Gratuidad: Un paso para un derecho social

Por Camila Vallejo/ Diputada PC

Cuando hablamos de gratuidad nos referimos a un elemento indisociable de la institucionalidad del sistema, del camino a realizar la educación como un derecho universal y hacia donde queremos llegar con la educación.

La Discusión sobre  la gratuidad ha caído en un reduccionismo brutal, donde abundan falsos lugares comunes que mediocremente confunden el camino a la realización de un derecho social como un simple subsidio de beneficencia a los más vulnerables.

Cuando el movimiento estudiantil del 2011 logró instalar en el debate público nacional la necesidad de reformar la educación, lo hizo pensando en la necesidad de construir un sistema basado en la concepción de la educación como derecho social universal, pero también como una inversión social, ya que era la sociedad entera la que se vería beneficiada al contar con una masa crítica, profesional y técnica, con las herramientas necesarias para transformar positivamente nuestra realidad, superando las injusticias y profundizando la democracia desde sus distintos ámbitos de competencia.
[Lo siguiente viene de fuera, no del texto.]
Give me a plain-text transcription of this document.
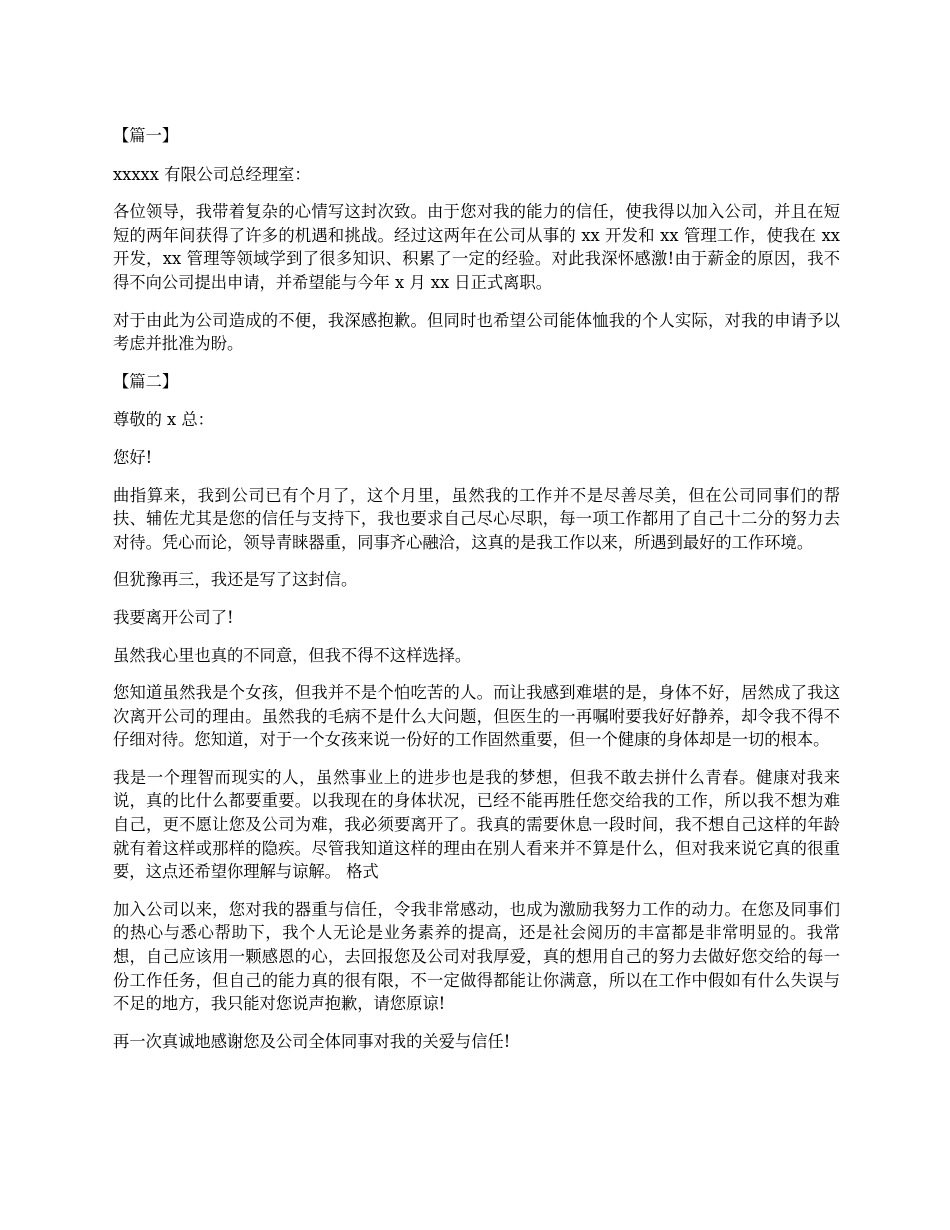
【篇一】

xxxxx 有限公司总经理室：

各位领导，我带着复杂的心情写这封次致。由于您对我的能力的信任，使我得以加入公司，并且在短短的两年间获得了许多的机遇和挑战。经过这两年在公司从事的 xx 开发和 xx 管理工作，使我在 xx 开发，xx 管理等领域学到了很多知识、积累了一定的经验。对此我深怀感激!由于薪金的原因，我不得不向公司提出申请，并希望能与今年 x 月 xx 日正式离职。

对于由此为公司造成的不便，我深感抱歉。但同时也希望公司能体恤我的个人实际，对我的申请予以考虑并批准为盼。

【篇二】

尊敬的 x 总：

您好!

曲指算来，我到公司已有个月了，这个月里，虽然我的工作并不是尽善尽美，但在公司同事们的帮扶、辅佐尤其是您的信任与支持下，我也要求自己尽心尽职，每一项工作都用了自己十二分的努力去对待。凭心而论，领导青睐器重，同事齐心融洽，这真的是我工作以来，所遇到最好的工作环境。

但犹豫再三，我还是写了这封信。

我要离开公司了!

虽然我心里也真的不同意，但我不得不这样选择。

您知道虽然我是个女孩，但我并不是个怕吃苦的人。而让我感到难堪的是，身体不好，居然成了我这次离开公司的理由。虽然我的毛病不是什么大问题，但医生的一再嘱咐要我好好静养，却令我不得不仔细对待。您知道，对于一个女孩来说一份好的工作固然重要，但一个健康的身体却是一切的根本。

我是一个理智而现实的人，虽然事业上的进步也是我的梦想，但我不敢去拼什么青春。健康对我来说，真的比什么都要重要。以我现在的身体状况，已经不能再胜任您交给我的工作，所以我不想为难自己，更不愿让您及公司为难，我必须要离开了。我真的需要休息一段时间，我不想自己这样的年龄就有着这样或那样的隐疾。尽管我知道这样的理由在别人看来并不算是什么，但对我来说它真的很重要，这点还希望你理解与谅解。 格式

加入公司以来，您对我的器重与信任，令我非常感动，也成为激励我努力工作的动力。在您及同事们的热心与悉心帮助下，我个人无论是业务素养的提高，还是社会阅历的丰富都是非常明显的。我常想，自己应该用一颗感恩的心，去回报您及公司对我厚爱，真的想用自己的努力去做好您交给的每一份工作任务，但自己的能力真的很有限，不一定做得都能让你满意，所以在工作中假如有什么失误与不足的地方，我只能对您说声抱歉，请您原谅!

再一次真诚地感谢您及公司全体同事对我的关爱与信任!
Esto implica comprender de otra manera la calidad de la educación, es decir, no como una cuestión meramente académica o estandarizada en términos cuantitativos; significa promover la capacidad de las instituciones para formar ciudadanos con valores democráticos, al servicio del país y sus necesidades, porque de poco sirven los médicos sin compromiso social, aunque tengan buenos resultados en el Eunacom, o técnicos sin capacidad de cuestionar el uso de la técnica.
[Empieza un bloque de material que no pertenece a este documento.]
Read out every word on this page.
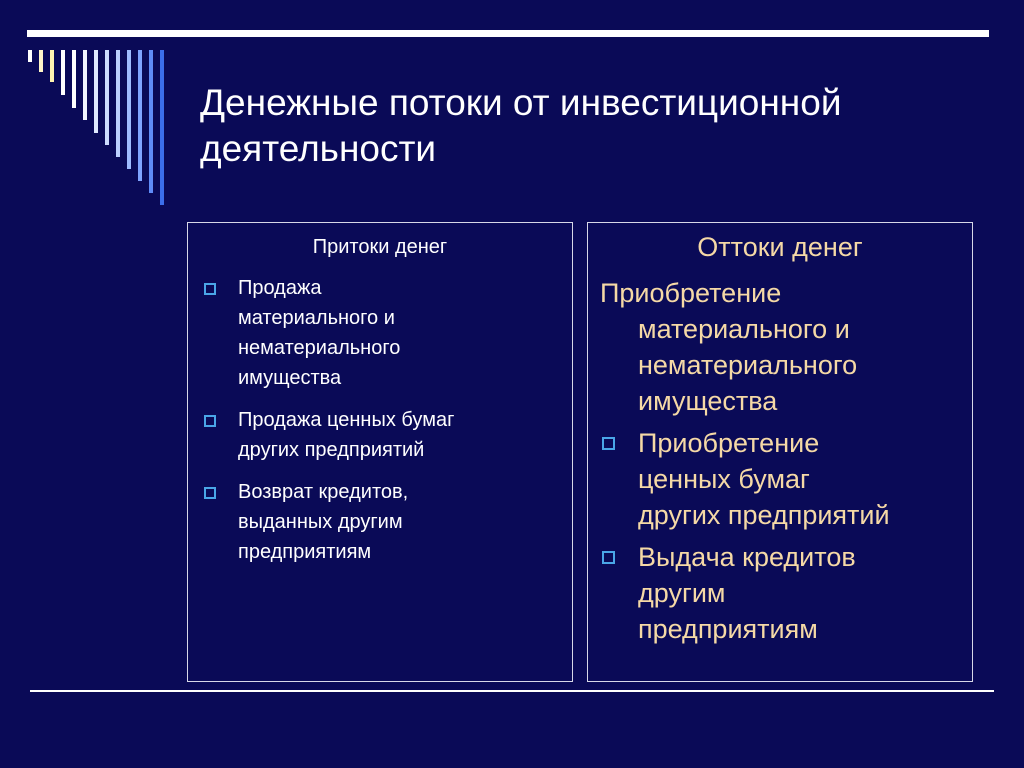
Денежные потоки от инвестиционной
деятельности
Притоки денег
Продажа
материального и
нематериального
имущества
Продажа ценных бумаг
других предприятий
Возврат кредитов,
выданных другим
предприятиям
Оттоки денег
Приобретение
материального и
нематериального
имущества
Приобретение
ценных бумаг
других предприятий
Выдача кредитов
другим
предприятиям
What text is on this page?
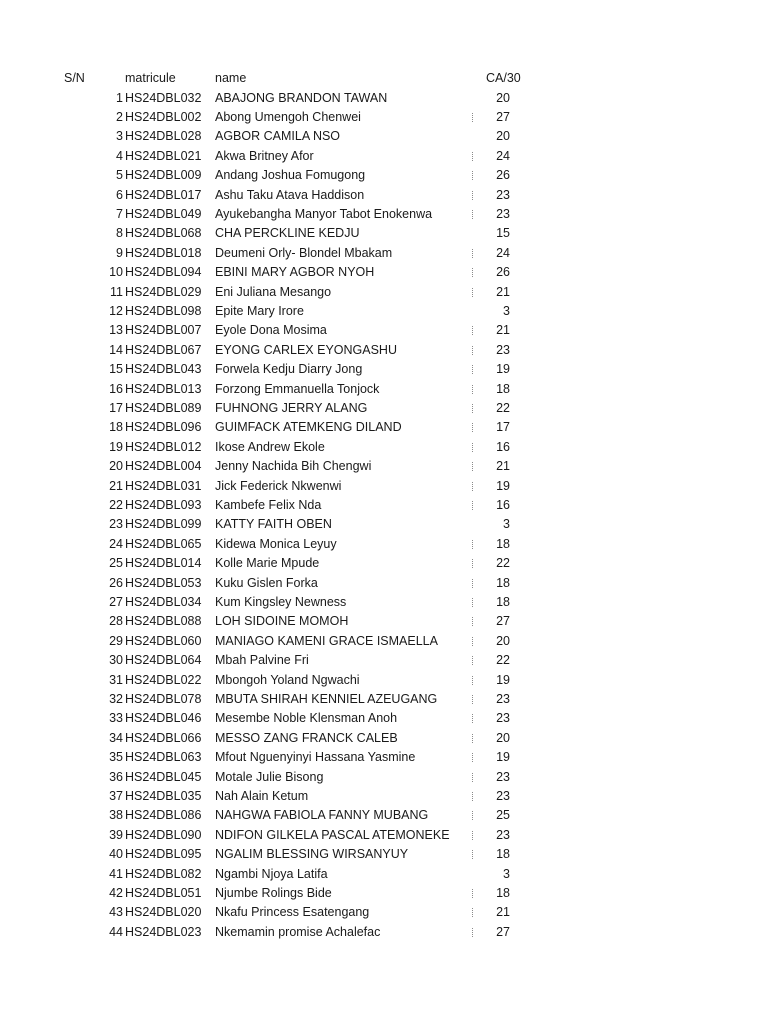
S/N	matricule	name	CA/30
1 HS24DBL032 ABAJONG BRANDON TAWAN	20
2 HS24DBL002 Abong Umengoh Chenwei	27
3 HS24DBL028 AGBOR CAMILA NSO	20
4 HS24DBL021 Akwa Britney Afor	24
5 HS24DBL009 Andang Joshua Fomugong	26
6 HS24DBL017 Ashu Taku Atava Haddison	23
7 HS24DBL049 Ayukebangha Manyor Tabot Enokenwa	23
8 HS24DBL068 CHA PERCKLINE KEDJU	15
9 HS24DBL018 Deumeni Orly- Blondel Mbakam	24
10 HS24DBL094 EBINI MARY AGBOR NYOH	26
11 HS24DBL029 Eni Juliana Mesango	21
12 HS24DBL098 Epite Mary Irore	3
13 HS24DBL007 Eyole Dona Mosima	21
14 HS24DBL067 EYONG CARLEX EYONGASHU	23
15 HS24DBL043 Forwela Kedju Diarry Jong	19
16 HS24DBL013 Forzong Emmanuella Tonjock	18
17 HS24DBL089 FUHNONG JERRY ALANG	22
18 HS24DBL096 GUIMFACK ATEMKENG DILAND	17
19 HS24DBL012 Ikose Andrew Ekole	16
20 HS24DBL004 Jenny Nachida Bih Chengwi	21
21 HS24DBL031 Jick Federick Nkwenwi	19
22 HS24DBL093 Kambefe Felix Nda	16
23 HS24DBL099 KATTY FAITH OBEN	3
24 HS24DBL065 Kidewa Monica Leyuy	18
25 HS24DBL014 Kolle Marie Mpude	22
26 HS24DBL053 Kuku Gislen Forka	18
27 HS24DBL034 Kum Kingsley Newness	18
28 HS24DBL088 LOH SIDOINE MOMOH	27
29 HS24DBL060 MANIAGO KAMENI GRACE ISMAELLA	20
30 HS24DBL064 Mbah Palvine Fri	22
31 HS24DBL022 Mbongoh Yoland Ngwachi	19
32 HS24DBL078 MBUTA SHIRAH KENNIEL AZEUGANG	23
33 HS24DBL046 Mesembe Noble Klensman Anoh	23
34 HS24DBL066 MESSO ZANG FRANCK CALEB	20
35 HS24DBL063 Mfout Nguenyinyi Hassana Yasmine	19
36 HS24DBL045 Motale Julie Bisong	23
37 HS24DBL035 Nah Alain Ketum	23
38 HS24DBL086 NAHGWA FABIOLA FANNY MUBANG	25
39 HS24DBL090 NDIFON GILKELA PASCAL ATEMONEKE	23
40 HS24DBL095 NGALIM BLESSING WIRSANYUY	18
41 HS24DBL082 Ngambi Njoya Latifa	3
42 HS24DBL051 Njumbe Rolings Bide	18
43 HS24DBL020 Nkafu Princess Esatengang	21
44 HS24DBL023 Nkemamin promise Achalefac	27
Lo anterior nos llevó a comprender que el derecho a la educación no debe responder sólo a financiar a los estudiantes según su ingreso per cápita (o gratuidad según pobreza), si es que no nos preocupábamos del espacio dónde los profesionales chilenos se forman. Este es el origen de la necesidad de crear un nuevo marco regulatorio que norme el funcionamiento de nuestro sistema de educación superior. 
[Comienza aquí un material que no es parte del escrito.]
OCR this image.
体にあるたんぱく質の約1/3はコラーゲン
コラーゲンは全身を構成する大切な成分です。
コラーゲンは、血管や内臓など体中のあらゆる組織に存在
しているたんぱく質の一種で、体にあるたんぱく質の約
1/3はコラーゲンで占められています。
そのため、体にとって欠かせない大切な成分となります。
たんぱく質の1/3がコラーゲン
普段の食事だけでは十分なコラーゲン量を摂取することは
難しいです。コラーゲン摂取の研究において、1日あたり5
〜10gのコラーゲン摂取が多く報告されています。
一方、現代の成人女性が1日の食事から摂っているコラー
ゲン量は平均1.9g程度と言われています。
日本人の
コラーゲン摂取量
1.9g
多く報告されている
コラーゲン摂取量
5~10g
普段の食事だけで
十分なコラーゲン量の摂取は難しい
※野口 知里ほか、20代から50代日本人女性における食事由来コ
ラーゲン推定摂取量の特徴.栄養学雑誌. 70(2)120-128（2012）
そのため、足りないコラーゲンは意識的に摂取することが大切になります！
Pero, es especialmente coherente e ineludible debatir democráticamente la acción del Estado en este ámbito, porque la realización del derecho social a la educación se vincula con la reconstrucción del sistema estatal, mandatado a garantizar este derecho para todos y todas sin distinción, y con una misión de desarrollo país, capaz de contribuir con profesionales y técnicos de alto nivel, que aporten sustancialmente en la construcción de un Chile cada vez más soberano desde el plano de sus deberes y derechos sociales, económicos, políticos y culturales.

Evidentemente, el sistema debe nutrirse de instituciones privadas que alimenten y enriquecieran esa vocación y compromiso social, para lo cual la sociedad, a través del Estado, debe tratarlas como aliadas, en el marco no sólo de su financiamiento, sino también en su articulación con el resto del sistema.

En definitiva, cuando hablamos de gratuidad, no hablamos exclusivamente de un mecanismo de necesaria inclusión, sino como un elemento indisociable de la institucionalidad del sistema, del camino a realizar la educación como un derecho social universal y, en definitiva, del horizonte hacia dónde queremos llegar con la educación chilena. No podemos ser ingenuos y creernos que el financiamiento de la gratuidad es al estudiante, ya que los aranceles los fijan las instituciones para financiar su administración, sus académicos y funcionarios entre otras cosas, es decir, son recursos para el funcionamiento de instituciones, no de los estudiantes exclusivamente. 

Espero que la contingencia de la sentencia política antidemocrática del TC sea prontamente superada por un debate con altura de miras, alejado de populismos asistencialistas, que usan como escudo humano a los más vulnerables para avalar la entrega de recursos a proyectos ideológicos sin pluralismo, a negocios de casas de estudios “de cartón”, muchos de los cuales hoy exigen el derecho a la gratuidad para sus jóvenes más vulnerables, pero al mismo tiempo niegan sus derechos civiles a la participación y la libre organización.